There are many ways you can do that. Education about and access to nutritious food and an increase in daily activity are two of the most powerful tools that can help people reach and maintain a healthy weight. And we’re not just talking about that New Year’s resolution. Make healthy eating and regular exercise part of your daily life. Join with neighbors to start a community garden, or support urban farms that make fresh vegetables and fruits available in underserved areas. Teach healthy cooking classes at your neighborhood school, or volunteer as a coach at your local rec center to help kids get more active.
As part of our 2016 Global Days of Service, Walden community members packaged meals at Feed My Starving Children in Tempe, Arizona, and cooked healthy meals for families of sick children at the Ronald McDonald House in Amsterdam. Although these acts may seem small, they go a long way toward improving access to nutritious food and combating this worldwide epidemic.
AWARENESS: HealthyPeople.gov and the Centers for Disease Control and Prevention provide the latest statistics about obesity and steps every person can take to help reverse the epidemic by making healthier food choices and getting regular exercise. For a global perspective, the WHO offers international statistics and other resources.

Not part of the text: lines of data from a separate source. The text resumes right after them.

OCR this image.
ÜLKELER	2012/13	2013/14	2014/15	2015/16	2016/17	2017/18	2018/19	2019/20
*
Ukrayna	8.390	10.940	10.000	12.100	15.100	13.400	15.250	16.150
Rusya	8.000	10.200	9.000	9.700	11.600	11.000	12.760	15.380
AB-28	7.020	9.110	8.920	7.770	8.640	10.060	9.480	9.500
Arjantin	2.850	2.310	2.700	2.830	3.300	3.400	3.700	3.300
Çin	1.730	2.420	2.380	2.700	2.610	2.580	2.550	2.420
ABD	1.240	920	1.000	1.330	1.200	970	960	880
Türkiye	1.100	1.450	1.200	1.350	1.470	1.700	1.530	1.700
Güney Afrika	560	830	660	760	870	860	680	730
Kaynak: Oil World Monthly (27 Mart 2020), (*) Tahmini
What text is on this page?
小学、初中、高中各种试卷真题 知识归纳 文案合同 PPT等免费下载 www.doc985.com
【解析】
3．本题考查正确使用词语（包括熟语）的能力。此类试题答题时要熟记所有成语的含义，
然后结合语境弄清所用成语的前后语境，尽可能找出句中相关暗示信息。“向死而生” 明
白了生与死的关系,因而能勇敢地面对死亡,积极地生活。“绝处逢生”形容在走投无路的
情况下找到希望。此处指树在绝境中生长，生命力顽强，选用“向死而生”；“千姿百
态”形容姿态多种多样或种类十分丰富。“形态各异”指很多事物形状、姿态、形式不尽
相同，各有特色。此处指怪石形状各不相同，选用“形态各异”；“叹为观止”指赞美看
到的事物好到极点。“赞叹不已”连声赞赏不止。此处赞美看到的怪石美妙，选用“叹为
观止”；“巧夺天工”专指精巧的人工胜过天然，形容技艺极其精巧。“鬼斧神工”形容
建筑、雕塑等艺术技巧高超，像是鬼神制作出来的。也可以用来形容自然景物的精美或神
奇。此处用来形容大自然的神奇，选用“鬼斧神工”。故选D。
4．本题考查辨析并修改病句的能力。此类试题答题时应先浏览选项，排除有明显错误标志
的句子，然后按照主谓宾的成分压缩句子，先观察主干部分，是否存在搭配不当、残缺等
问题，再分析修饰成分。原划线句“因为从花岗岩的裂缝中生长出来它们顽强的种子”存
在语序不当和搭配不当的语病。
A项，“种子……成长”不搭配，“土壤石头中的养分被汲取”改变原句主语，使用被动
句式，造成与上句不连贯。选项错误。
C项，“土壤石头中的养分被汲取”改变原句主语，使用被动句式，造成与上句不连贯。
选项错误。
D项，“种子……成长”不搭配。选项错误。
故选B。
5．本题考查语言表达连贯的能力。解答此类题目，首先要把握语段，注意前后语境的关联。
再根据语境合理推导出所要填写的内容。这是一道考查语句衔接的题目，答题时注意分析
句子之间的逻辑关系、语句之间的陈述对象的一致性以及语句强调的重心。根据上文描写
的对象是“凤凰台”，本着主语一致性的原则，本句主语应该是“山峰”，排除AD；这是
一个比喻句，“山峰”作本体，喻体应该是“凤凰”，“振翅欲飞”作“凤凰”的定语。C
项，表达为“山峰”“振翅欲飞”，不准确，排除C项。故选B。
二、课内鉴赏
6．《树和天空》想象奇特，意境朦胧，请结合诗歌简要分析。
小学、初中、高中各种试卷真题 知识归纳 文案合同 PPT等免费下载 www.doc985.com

ACTION: Action for Healthy Kids has information on childhood obesity, as well as volunteer opportunities, such as organizing family fitness nights, encouraging the inclusion of healthy snacks and lunches in the cafeteria, and advocating with your school district to enact health and wellness programs and policies, to help kids get more active and achieve academic success.
ADVOCACY: The Food Trust works to ensure that healthy food is available to everyone across the country and through partnerships overseas. It offers a range of volunteer and fundraising opportunities for individuals, groups, and companies to advocate on the institutional, city, state, and federal level. Some of those opportunities include creating and implementing healthy in-store marketing policies in supermarkets and corner stores; working with organizations to secure funding for healthy food access programs in low-income areas; and advocating for the national Healthy Food Financing Initiative, a partnership between the U.S. Departments of the Treasury, Agriculture, and Health and Human Services to encourage fresh food retail development across the country.